The Financial Services Compensation Scheme (FSCS) has declared Glasgow-based financial advice firm Cowley & Miller Independent Financial Services in default.
The firm's pension transfers became subject to pre-sale review on 10 April 2018, with the Financial Conduct Authority (FCA) stating that it must refrain from advising on any new or existing pension transfers of defined benefit (DB) or safeguarded benefits for clients unless reviewed by an independent and suitably qualified third party, according to the FCA register.
On 21 June 2021, the FCA restricted the firm from disposing of its assets and client base without its written consent, according to the FCA register. Additionally, the firm applied to cancel its FCA authorisation on 1 December 2021, according to the FCA register.

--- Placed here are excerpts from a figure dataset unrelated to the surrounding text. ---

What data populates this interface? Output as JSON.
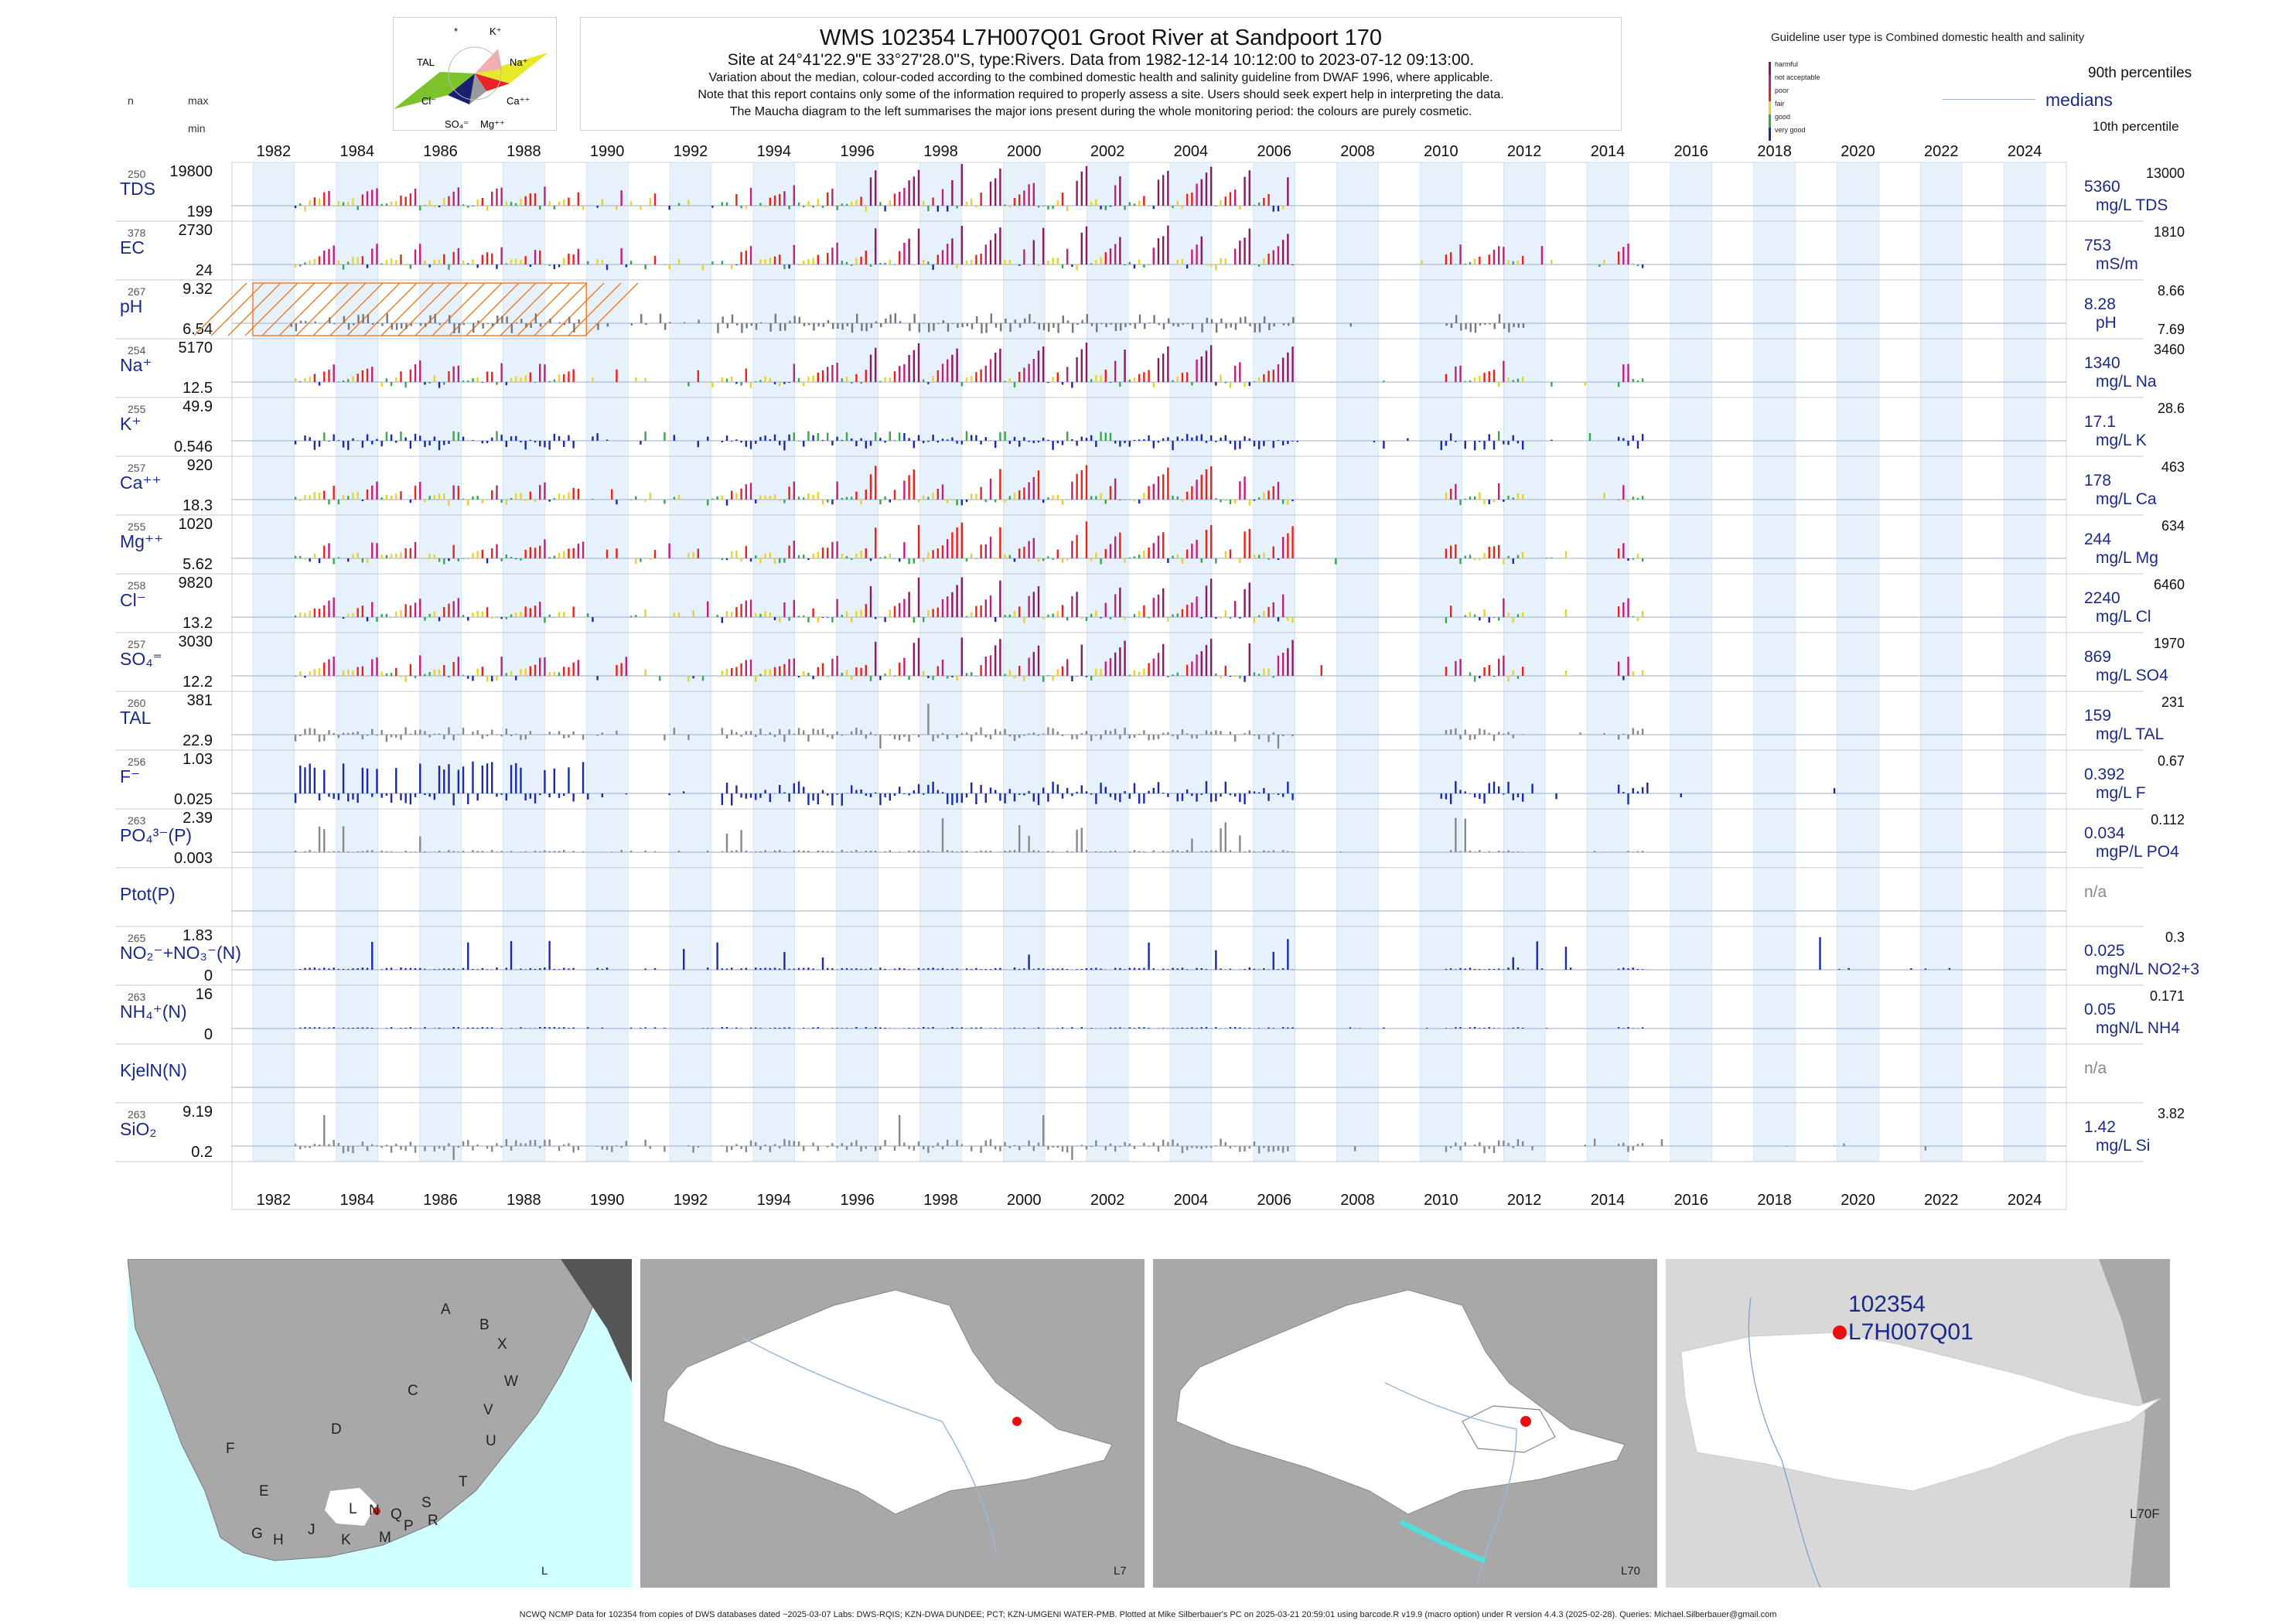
{
  "title": "WMS 102354 L7H007Q01 Groot River at Sandpoort 170",
  "subtitle": "Site at 24°41'22.9\"E 33°27'28.0\"S, type:Rivers.  Data from 1982-12-14 10:12:00 to 2023-07-12 09:13:00.",
  "notes": [
    "Variation about the median,  colour-coded according to the combined domestic health and salinity guideline from DWAF 1996, where applicable.",
    "Note that this report contains only some of the information required to properly assess a site. Users should seek expert help in interpreting the data.",
    "The Maucha diagram to the left summarises the major ions present during the whole monitoring period: the colours are purely cosmetic."
  ],
  "guideline_label": "Guideline user type is Combined domestic health and salinity",
  "legend": {
    "classes": [
      "harmful",
      "not acceptable",
      "poor",
      "fair",
      "good",
      "very good"
    ],
    "class_colors": [
      "#8b1a5f",
      "#c01f7a",
      "#e8231a",
      "#e8d22a",
      "#3aa84a",
      "#1a2aa8"
    ],
    "p90": "90th percentiles",
    "medians": "medians",
    "p10": "10th percentile"
  },
  "left_headers": {
    "n": "n",
    "max": "max",
    "min": "min"
  },
  "maucha": {
    "labels": [
      "*",
      "K⁺",
      "TAL",
      "Na⁺",
      "Cl⁻",
      "Ca⁺⁺",
      "SO₄⁼",
      "Mg⁺⁺"
    ],
    "colors": {
      "na": "#e8e82a",
      "k": "#f0a0a0",
      "ca": "#e8232a",
      "mg": "#9a9a9a",
      "so4": "#1a2070",
      "cl": "#7cc22a",
      "tal": "#ffffff"
    }
  },
  "years": [
    "1982",
    "1984",
    "1986",
    "1988",
    "1990",
    "1992",
    "1994",
    "1996",
    "1998",
    "2000",
    "2002",
    "2004",
    "2006",
    "2008",
    "2010",
    "2012",
    "2014",
    "2016",
    "2018",
    "2020",
    "2022",
    "2024"
  ],
  "rows": [
    {
      "key": "TDS",
      "label": "TDS",
      "n": "250",
      "max": "19800",
      "min": "199",
      "median": "5360",
      "unit": "mg/L TDS",
      "p90": "13000",
      "p10": "",
      "color": "#8b1a5f",
      "pattern": "salt",
      "start": 1983.0,
      "end": 2006.9,
      "amp": 1.0,
      "shading": false
    },
    {
      "key": "EC",
      "label": "EC",
      "n": "378",
      "max": "2730",
      "min": "24",
      "median": "753",
      "unit": "mS/m",
      "p90": "1810",
      "p10": "",
      "color": "#8b1a5f",
      "pattern": "salt",
      "start": 1983.0,
      "end": 2015.4,
      "amp": 1.0,
      "shading": false
    },
    {
      "key": "pH",
      "label": "pH",
      "n": "267",
      "max": "9.32",
      "min": "6.54",
      "median": "8.28",
      "unit": "pH",
      "p90": "8.66",
      "p10": "7.69",
      "color": "#777777",
      "pattern": "ph",
      "start": 1982.9,
      "end": 2012.5,
      "amp": 0.6,
      "shading": true
    },
    {
      "key": "Na",
      "label": "Na⁺",
      "n": "254",
      "max": "5170",
      "min": "12.5",
      "median": "1340",
      "unit": "mg/L Na",
      "p90": "3460",
      "p10": "",
      "color": "#8b1a5f",
      "pattern": "salt",
      "start": 1983.0,
      "end": 2015.4,
      "amp": 1.0,
      "shading": false
    },
    {
      "key": "K",
      "label": "K⁺",
      "n": "255",
      "max": "49.9",
      "min": "0.546",
      "median": "17.1",
      "unit": "mg/L K",
      "p90": "28.6",
      "p10": "",
      "color": "#1a2aa8",
      "pattern": "k",
      "start": 1983.0,
      "end": 2015.4,
      "amp": 0.7,
      "shading": false
    },
    {
      "key": "Ca",
      "label": "Ca⁺⁺",
      "n": "257",
      "max": "920",
      "min": "18.3",
      "median": "178",
      "unit": "mg/L Ca",
      "p90": "463",
      "p10": "",
      "color": "#e8231a",
      "pattern": "salt",
      "start": 1983.0,
      "end": 2015.4,
      "amp": 0.9,
      "shading": false
    },
    {
      "key": "Mg",
      "label": "Mg⁺⁺",
      "n": "255",
      "max": "1020",
      "min": "5.62",
      "median": "244",
      "unit": "mg/L Mg",
      "p90": "634",
      "p10": "",
      "color": "#e8231a",
      "pattern": "salt",
      "start": 1983.0,
      "end": 2015.4,
      "amp": 0.9,
      "shading": false
    },
    {
      "key": "Cl",
      "label": "Cl⁻",
      "n": "258",
      "max": "9820",
      "min": "13.2",
      "median": "2240",
      "unit": "mg/L Cl",
      "p90": "6460",
      "p10": "",
      "color": "#8b1a5f",
      "pattern": "salt",
      "start": 1983.0,
      "end": 2015.4,
      "amp": 1.0,
      "shading": false
    },
    {
      "key": "SO4",
      "label": "SO₄⁼",
      "n": "257",
      "max": "3030",
      "min": "12.2",
      "median": "869",
      "unit": "mg/L SO4",
      "p90": "1970",
      "p10": "",
      "color": "#8b1a5f",
      "pattern": "salt",
      "start": 1983.0,
      "end": 2015.4,
      "amp": 1.0,
      "shading": false
    },
    {
      "key": "TAL",
      "label": "TAL",
      "n": "260",
      "max": "381",
      "min": "22.9",
      "median": "159",
      "unit": "mg/L TAL",
      "p90": "231",
      "p10": "",
      "color": "#888888",
      "pattern": "tal",
      "start": 1983.0,
      "end": 2015.4,
      "amp": 0.6,
      "shading": false
    },
    {
      "key": "F",
      "label": "F⁻",
      "n": "256",
      "max": "1.03",
      "min": "0.025",
      "median": "0.392",
      "unit": "mg/L F",
      "p90": "0.67",
      "p10": "",
      "color": "#1a2aa8",
      "pattern": "f",
      "start": 1983.0,
      "end": 2022.8,
      "amp": 0.8,
      "shading": false
    },
    {
      "key": "PO4",
      "label": "PO₄³⁻(P)",
      "n": "263",
      "max": "2.39",
      "min": "0.003",
      "median": "0.034",
      "unit": "mgP/L PO4",
      "p90": "0.112",
      "p10": "",
      "color": "#888888",
      "pattern": "spike",
      "start": 1983.0,
      "end": 2015.4,
      "amp": 0.5,
      "shading": false
    },
    {
      "key": "Ptot",
      "label": "Ptot(P)",
      "n": "",
      "max": "",
      "min": "",
      "median": "n/a",
      "unit": "",
      "p90": "",
      "p10": "",
      "color": "#888888",
      "pattern": "none",
      "start": 0,
      "end": 0,
      "amp": 0,
      "shading": false
    },
    {
      "key": "NOx",
      "label": "NO₂⁻+NO₃⁻(N)",
      "n": "265",
      "max": "1.83",
      "min": "0",
      "median": "0.025",
      "unit": "mgN/L NO2+3",
      "p90": "0.3",
      "p10": "",
      "color": "#1a2aa8",
      "pattern": "spike",
      "start": 1983.0,
      "end": 2023.0,
      "amp": 0.6,
      "shading": false
    },
    {
      "key": "NH4",
      "label": "NH₄⁺(N)",
      "n": "263",
      "max": "16",
      "min": "0",
      "median": "0.05",
      "unit": "mgN/L NH4",
      "p90": "0.171",
      "p10": "",
      "color": "#1a2aa8",
      "pattern": "nh4",
      "start": 1983.0,
      "end": 2015.4,
      "amp": 0.2,
      "shading": false
    },
    {
      "key": "Kjel",
      "label": "KjelN(N)",
      "n": "",
      "max": "",
      "min": "",
      "median": "n/a",
      "unit": "",
      "p90": "",
      "p10": "",
      "color": "#888888",
      "pattern": "none",
      "start": 0,
      "end": 0,
      "amp": 0,
      "shading": false
    },
    {
      "key": "SiO2",
      "label": "SiO₂",
      "n": "263",
      "max": "9.19",
      "min": "0.2",
      "median": "1.42",
      "unit": "mg/L Si",
      "p90": "3.82",
      "p10": "",
      "color": "#888888",
      "pattern": "tal",
      "start": 1983.0,
      "end": 2023.0,
      "amp": 0.6,
      "shading": false
    }
  ],
  "maps": [
    {
      "label": "L",
      "letters": [
        "A",
        "B",
        "X",
        "W",
        "C",
        "V",
        "U",
        "D",
        "T",
        "F",
        "E",
        "G",
        "H",
        "J",
        "K",
        "L",
        "N",
        "M",
        "Q",
        "P",
        "S",
        "R"
      ]
    },
    {
      "label": "L7"
    },
    {
      "label": "L70"
    },
    {
      "label": "L70F",
      "site_id": "102354",
      "site_code": "L7H007Q01"
    }
  ],
  "footer": "NCWQ NCMP Data for 102354 from copies of DWS databases dated ~2025-03-07 Labs: DWS-RQIS; KZN-DWA DUNDEE; PCT; KZN-UMGENI WATER-PMB. Plotted at Mike Silberbauer's PC on 2025-03-21 20:59:01 using barcode.R v19.9 (macro option) under R version 4.4.3 (2025-02-28). Queries: Michael.Silberbauer@gmail.com",
  "chart_data": {
    "type": "bar",
    "title": "WMS 102354 L7H007Q01 Groot River at Sandpoort 170",
    "xlabel": "",
    "ylabel": "",
    "xlim": [
      1981.5,
      2025.5
    ],
    "x_ticks": [
      1982,
      1984,
      1986,
      1988,
      1990,
      1992,
      1994,
      1996,
      1998,
      2000,
      2002,
      2004,
      2006,
      2008,
      2010,
      2012,
      2014,
      2016,
      2018,
      2020,
      2022,
      2024
    ],
    "grid": false,
    "legend_position": "top-right",
    "series": [
      {
        "name": "TDS",
        "n": 250,
        "max": 19800,
        "min": 199,
        "median": 5360,
        "p90": 13000
      },
      {
        "name": "EC",
        "n": 378,
        "max": 2730,
        "min": 24,
        "median": 753,
        "p90": 1810
      },
      {
        "name": "pH",
        "n": 267,
        "max": 9.32,
        "min": 6.54,
        "median": 8.28,
        "p90": 8.66,
        "p10": 7.69
      },
      {
        "name": "Na⁺",
        "n": 254,
        "max": 5170,
        "min": 12.5,
        "median": 1340,
        "p90": 3460
      },
      {
        "name": "K⁺",
        "n": 255,
        "max": 49.9,
        "min": 0.546,
        "median": 17.1,
        "p90": 28.6
      },
      {
        "name": "Ca⁺⁺",
        "n": 257,
        "max": 920,
        "min": 18.3,
        "median": 178,
        "p90": 463
      },
      {
        "name": "Mg⁺⁺",
        "n": 255,
        "max": 1020,
        "min": 5.62,
        "median": 244,
        "p90": 634
      },
      {
        "name": "Cl⁻",
        "n": 258,
        "max": 9820,
        "min": 13.2,
        "median": 2240,
        "p90": 6460
      },
      {
        "name": "SO₄⁼",
        "n": 257,
        "max": 3030,
        "min": 12.2,
        "median": 869,
        "p90": 1970
      },
      {
        "name": "TAL",
        "n": 260,
        "max": 381,
        "min": 22.9,
        "median": 159,
        "p90": 231
      },
      {
        "name": "F⁻",
        "n": 256,
        "max": 1.03,
        "min": 0.025,
        "median": 0.392,
        "p90": 0.67
      },
      {
        "name": "PO₄³⁻(P)",
        "n": 263,
        "max": 2.39,
        "min": 0.003,
        "median": 0.034,
        "p90": 0.112
      },
      {
        "name": "NO₂⁻+NO₃⁻(N)",
        "n": 265,
        "max": 1.83,
        "min": 0,
        "median": 0.025,
        "p90": 0.3
      },
      {
        "name": "NH₄⁺(N)",
        "n": 263,
        "max": 16,
        "min": 0,
        "median": 0.05,
        "p90": 0.171
      },
      {
        "name": "SiO₂",
        "n": 263,
        "max": 9.19,
        "min": 0.2,
        "median": 1.42,
        "p90": 3.82
      }
    ]
  }
}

The firm has two directors, namely Judith Cowley and James Park Miller, both of whom held the role of pension transfer specialist, among others. Cowley was also money laundering reporting officer, while Miller held the role of compliance oversight, according to the FCA register.
The FSCS told International Investment's sister brand Professional Adviser it has received 34 claims from former customers of the firm, all for unsuitable pension transfer advice. The FSCS said: "This company has failed, or is in special administration" when declaring it in default.
The firm commenced creditors voluntary liquidation on 2 March 2022, as per Companies House records, with meeting minutes stating that the company "cannot, by reason of its liabilities, continue its business."
The Financial Ombudsman Service (FOS) has upheld 10 cases against the firm, all of which are related to pension transfer advice.
In one such case published on the FOS website, the client, Mr M said that the firm advised a transfer his stakeholder pension to a Self-Invested Personal Pension (SIPP), whose funds were invested in carbon credits, but the investment subsequently became illiquid. The investment into carbon credits represented 10% of Mr M's net wealth.
The client filed a complaint with the FOS, and the ombudsman found in his favour, finding the advice to be unsuitable.
The ombudsman said: "Mr M relied on Cowley & Miller's advice and I don't think he should've been advised to transfer his pension, knowing the funds would be invested in carbon credits.
"The transfer to the SIPP was only necessary to facilitate the investment in carbon credits and due to Mr M's limited fund size, and the increased charges involved, I don't think the SIPP was suitable."
The FOS ordered the firm to compensate Mr M for the loss he suffered and return him to the position he would have been in if he had received suitable advice.